Érase una vez un eremita plenamente dedicado, como todo
eremita, a la oración y a la penitencia, en la soledad y en el silencio. Pero se
quejaba a menudo de que tenía demasiadas cosas que hacer. Hasta que uno de
quienes lo frecuentaban habitualmente le preguntó dónde estaba todo ese trabajo
en una vida regulada y esencial como la suya. Y respondió: “Tengo que
domesticar a dos halcones, amaestrar a dos águilas, mantener quietos a dos
conejos, vigilar a una serpiente, cargar a un asno y dominar a un león”. Pero ¿dónde
estaban todos esos animales? Nadie los veía cerca de la cueva donde vivía el
santo eremita. Entonces explicó: “Estos animales viven dentro de cada uno de
nosotros. Los dos halcones, por ejemplo, se lanzan dentro de mí sobre todo
aquello que se les presenta, bueno o malo. Tengo que domesticarlos para se
lancen solamente sobre las presas adecuadas.

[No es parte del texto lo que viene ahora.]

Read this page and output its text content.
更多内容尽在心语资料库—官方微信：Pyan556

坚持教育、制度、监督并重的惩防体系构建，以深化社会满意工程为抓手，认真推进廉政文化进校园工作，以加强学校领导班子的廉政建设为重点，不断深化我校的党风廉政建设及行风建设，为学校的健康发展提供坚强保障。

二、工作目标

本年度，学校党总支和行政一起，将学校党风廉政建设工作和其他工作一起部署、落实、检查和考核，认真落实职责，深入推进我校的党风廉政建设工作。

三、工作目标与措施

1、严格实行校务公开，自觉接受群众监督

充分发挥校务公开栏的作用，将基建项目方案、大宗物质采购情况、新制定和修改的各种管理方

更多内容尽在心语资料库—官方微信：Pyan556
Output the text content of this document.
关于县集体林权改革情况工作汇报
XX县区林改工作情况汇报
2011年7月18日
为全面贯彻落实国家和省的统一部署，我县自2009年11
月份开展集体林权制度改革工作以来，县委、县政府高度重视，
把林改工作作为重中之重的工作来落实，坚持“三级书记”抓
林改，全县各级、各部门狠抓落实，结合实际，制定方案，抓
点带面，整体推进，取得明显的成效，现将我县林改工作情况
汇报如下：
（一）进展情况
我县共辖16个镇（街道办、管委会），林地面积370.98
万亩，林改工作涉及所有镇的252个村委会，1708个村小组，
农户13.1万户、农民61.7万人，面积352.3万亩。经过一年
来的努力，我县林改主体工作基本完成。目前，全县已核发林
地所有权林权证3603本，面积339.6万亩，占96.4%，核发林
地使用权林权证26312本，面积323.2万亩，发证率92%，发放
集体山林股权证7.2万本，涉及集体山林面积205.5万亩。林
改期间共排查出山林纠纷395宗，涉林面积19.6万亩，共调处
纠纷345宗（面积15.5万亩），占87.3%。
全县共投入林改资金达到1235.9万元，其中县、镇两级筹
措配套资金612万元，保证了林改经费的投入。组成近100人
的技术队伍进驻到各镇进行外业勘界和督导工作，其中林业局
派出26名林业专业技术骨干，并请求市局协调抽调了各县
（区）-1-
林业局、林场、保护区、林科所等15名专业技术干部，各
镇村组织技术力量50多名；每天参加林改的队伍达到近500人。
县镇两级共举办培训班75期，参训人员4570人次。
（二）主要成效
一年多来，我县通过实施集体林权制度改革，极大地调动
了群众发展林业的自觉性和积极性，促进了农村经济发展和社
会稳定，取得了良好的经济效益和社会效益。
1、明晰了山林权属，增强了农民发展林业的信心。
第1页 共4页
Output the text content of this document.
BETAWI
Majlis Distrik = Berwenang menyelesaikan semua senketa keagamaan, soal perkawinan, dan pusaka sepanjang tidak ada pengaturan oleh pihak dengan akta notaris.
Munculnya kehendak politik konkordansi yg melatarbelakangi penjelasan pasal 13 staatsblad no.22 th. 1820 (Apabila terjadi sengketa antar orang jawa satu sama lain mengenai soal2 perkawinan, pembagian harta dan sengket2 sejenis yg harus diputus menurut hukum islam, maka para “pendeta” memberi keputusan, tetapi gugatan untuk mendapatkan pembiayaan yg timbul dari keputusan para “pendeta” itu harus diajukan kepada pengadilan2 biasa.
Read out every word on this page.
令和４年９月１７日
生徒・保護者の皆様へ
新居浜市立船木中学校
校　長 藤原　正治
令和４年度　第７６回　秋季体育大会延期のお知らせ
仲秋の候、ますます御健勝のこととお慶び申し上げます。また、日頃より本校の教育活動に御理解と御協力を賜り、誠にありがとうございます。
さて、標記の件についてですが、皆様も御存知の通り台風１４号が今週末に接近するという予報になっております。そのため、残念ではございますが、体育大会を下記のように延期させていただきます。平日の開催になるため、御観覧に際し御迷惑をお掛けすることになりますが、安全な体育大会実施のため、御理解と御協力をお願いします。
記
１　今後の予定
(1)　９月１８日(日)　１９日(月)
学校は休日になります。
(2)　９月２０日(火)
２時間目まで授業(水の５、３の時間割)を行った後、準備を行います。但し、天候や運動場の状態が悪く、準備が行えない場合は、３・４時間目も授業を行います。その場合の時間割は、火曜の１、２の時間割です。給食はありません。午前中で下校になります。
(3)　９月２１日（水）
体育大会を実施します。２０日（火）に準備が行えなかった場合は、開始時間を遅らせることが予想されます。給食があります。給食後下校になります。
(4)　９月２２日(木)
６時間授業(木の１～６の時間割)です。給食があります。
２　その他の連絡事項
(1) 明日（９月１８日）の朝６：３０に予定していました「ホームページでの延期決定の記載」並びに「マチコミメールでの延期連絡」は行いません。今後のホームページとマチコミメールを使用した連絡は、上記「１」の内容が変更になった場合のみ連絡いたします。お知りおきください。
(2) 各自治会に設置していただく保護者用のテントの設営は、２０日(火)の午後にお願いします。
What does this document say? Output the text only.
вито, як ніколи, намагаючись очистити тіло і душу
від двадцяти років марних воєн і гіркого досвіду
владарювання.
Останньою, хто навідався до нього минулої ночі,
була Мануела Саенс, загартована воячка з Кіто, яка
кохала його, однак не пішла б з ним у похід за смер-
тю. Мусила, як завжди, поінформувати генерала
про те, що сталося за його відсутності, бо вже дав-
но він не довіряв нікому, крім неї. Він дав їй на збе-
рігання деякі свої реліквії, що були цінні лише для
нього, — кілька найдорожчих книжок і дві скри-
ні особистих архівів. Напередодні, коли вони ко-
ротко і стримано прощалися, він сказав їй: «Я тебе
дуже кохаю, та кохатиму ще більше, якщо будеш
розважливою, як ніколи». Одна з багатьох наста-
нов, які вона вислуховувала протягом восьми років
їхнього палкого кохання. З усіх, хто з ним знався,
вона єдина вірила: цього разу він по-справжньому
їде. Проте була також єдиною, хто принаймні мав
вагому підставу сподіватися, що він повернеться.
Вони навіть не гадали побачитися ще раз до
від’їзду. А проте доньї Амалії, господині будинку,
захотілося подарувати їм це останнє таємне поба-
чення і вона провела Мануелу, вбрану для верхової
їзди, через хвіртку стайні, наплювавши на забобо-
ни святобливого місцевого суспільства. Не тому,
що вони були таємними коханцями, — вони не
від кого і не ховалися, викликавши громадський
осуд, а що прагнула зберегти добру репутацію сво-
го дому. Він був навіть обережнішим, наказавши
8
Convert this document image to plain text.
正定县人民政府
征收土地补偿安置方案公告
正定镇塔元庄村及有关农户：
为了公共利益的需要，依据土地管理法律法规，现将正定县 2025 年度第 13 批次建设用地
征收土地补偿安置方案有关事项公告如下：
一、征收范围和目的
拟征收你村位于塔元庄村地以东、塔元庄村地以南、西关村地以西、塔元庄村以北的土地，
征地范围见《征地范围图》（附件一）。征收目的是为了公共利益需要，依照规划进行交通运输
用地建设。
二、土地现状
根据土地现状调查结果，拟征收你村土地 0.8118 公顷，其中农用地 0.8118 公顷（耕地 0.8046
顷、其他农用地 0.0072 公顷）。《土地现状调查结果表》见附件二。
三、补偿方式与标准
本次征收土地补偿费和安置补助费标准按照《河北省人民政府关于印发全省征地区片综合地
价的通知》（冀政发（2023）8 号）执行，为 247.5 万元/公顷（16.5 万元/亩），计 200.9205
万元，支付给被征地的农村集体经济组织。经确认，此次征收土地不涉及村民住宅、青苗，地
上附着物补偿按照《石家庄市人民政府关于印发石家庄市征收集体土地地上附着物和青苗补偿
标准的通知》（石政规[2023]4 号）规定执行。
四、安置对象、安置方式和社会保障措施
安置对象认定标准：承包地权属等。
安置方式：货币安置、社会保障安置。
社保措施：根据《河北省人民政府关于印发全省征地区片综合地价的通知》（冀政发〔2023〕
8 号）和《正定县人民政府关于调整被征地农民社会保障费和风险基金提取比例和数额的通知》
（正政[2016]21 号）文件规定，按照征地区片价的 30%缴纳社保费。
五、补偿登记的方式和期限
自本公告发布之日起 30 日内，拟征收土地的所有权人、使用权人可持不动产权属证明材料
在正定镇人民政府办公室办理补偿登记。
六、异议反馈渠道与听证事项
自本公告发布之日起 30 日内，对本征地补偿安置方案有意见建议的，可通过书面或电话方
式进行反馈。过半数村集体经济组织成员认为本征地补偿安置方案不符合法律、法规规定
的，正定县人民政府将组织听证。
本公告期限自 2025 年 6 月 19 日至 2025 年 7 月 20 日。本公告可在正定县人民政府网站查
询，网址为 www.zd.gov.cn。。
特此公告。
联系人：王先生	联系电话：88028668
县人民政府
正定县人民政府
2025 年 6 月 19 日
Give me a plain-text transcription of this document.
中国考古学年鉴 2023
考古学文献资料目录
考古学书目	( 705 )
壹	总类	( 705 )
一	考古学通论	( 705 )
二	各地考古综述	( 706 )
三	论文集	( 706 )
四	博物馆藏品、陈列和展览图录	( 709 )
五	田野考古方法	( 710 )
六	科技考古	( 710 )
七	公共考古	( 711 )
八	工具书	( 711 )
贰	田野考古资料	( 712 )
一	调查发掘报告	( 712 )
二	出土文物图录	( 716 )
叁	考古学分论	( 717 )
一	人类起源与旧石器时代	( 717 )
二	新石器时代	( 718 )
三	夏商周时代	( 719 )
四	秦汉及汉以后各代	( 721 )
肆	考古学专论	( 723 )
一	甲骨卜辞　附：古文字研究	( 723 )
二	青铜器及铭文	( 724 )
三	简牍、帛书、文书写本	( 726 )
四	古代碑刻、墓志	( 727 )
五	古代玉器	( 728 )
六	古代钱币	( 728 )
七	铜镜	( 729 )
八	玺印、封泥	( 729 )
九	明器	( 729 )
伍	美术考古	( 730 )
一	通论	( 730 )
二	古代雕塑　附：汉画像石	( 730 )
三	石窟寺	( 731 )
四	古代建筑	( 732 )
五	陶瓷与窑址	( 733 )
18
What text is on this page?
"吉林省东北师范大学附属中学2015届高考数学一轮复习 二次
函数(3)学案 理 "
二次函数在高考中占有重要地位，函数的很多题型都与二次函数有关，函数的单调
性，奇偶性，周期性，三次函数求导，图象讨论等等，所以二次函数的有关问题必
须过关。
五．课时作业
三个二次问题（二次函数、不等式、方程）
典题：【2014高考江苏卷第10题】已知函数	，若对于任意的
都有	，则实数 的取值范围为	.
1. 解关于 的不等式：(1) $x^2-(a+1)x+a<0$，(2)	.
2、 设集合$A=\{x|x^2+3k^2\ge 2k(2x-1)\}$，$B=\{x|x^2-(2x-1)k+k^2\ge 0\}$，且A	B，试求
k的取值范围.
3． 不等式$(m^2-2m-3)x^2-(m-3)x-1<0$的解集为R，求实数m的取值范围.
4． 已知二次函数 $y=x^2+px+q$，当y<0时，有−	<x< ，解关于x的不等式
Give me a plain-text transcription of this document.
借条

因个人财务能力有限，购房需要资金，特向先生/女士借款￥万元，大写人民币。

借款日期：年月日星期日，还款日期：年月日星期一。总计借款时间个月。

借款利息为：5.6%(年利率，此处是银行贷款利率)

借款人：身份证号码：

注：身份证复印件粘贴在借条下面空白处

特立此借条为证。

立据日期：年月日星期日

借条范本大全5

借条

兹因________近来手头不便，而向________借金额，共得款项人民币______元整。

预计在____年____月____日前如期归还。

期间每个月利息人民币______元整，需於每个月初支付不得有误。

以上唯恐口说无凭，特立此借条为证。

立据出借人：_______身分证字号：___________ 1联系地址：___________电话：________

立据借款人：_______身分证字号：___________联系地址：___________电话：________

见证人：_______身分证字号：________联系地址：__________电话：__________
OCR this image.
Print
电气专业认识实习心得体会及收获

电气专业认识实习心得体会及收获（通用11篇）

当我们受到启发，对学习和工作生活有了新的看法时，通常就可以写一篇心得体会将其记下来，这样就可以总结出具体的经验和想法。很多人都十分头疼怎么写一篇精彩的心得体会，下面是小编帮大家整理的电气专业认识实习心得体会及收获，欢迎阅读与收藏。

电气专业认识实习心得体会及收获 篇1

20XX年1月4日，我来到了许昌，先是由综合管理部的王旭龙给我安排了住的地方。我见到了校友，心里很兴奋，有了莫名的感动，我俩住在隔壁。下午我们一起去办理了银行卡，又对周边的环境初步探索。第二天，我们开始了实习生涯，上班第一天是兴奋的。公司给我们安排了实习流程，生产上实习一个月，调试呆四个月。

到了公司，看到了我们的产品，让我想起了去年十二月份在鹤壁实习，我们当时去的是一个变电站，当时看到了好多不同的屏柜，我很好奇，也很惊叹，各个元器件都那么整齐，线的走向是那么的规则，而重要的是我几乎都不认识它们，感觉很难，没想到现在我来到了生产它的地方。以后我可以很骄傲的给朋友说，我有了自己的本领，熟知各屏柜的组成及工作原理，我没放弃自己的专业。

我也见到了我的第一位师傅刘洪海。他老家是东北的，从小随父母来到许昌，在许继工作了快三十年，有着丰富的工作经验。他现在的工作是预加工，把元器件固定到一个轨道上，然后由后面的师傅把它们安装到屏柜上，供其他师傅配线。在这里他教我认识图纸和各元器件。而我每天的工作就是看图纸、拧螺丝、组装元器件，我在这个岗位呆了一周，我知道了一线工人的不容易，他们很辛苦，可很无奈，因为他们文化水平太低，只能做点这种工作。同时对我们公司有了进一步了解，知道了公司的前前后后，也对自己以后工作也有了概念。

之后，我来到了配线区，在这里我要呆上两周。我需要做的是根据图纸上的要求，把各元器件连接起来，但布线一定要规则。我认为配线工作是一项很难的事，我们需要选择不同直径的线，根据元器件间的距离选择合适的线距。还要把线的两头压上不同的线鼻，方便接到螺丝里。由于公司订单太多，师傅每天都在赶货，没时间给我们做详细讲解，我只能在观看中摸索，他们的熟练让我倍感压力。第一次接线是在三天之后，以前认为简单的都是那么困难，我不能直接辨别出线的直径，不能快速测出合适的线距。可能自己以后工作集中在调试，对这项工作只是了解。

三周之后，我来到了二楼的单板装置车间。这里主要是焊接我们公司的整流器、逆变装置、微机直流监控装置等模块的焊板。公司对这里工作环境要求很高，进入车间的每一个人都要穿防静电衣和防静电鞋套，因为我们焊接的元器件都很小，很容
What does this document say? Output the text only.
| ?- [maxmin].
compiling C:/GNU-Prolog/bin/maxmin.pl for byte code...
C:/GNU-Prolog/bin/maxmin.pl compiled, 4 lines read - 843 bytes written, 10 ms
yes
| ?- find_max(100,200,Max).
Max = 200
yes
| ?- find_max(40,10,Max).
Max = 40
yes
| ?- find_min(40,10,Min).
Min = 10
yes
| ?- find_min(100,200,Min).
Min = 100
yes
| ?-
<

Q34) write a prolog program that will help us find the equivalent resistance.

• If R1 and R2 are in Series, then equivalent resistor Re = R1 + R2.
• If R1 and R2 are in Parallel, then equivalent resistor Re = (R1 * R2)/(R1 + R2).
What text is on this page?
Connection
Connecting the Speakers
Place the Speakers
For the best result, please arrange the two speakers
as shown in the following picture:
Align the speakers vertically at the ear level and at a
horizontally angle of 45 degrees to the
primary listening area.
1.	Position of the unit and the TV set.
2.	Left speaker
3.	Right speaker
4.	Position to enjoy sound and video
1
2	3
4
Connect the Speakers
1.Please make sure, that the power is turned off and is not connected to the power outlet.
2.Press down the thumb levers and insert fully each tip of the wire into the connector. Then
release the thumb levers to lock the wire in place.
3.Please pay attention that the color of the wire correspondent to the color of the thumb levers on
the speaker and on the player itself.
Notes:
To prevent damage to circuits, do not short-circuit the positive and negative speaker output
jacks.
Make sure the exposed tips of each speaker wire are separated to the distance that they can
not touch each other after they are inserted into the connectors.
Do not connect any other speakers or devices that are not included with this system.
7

Son mis OJOS. Las dos águilas
hieren y desgarran con sus garras. Tengo que amaestrarlas para que aprendan a
servir y ayuden sin herir. Son mis MANOS. Los conejos quieren ir por todas
partes, huir de los demás y evitar las dificultades. Debo enseñarles a estarse
quietos incluso cuando tienen que afrontar un sufrimiento, un problema o algo
que no agrada. Son mis PIES. Lo más difícil es vigilar a una serpiente, aun
cuando esté encerrada en una jaula con treinta y dos barrotes.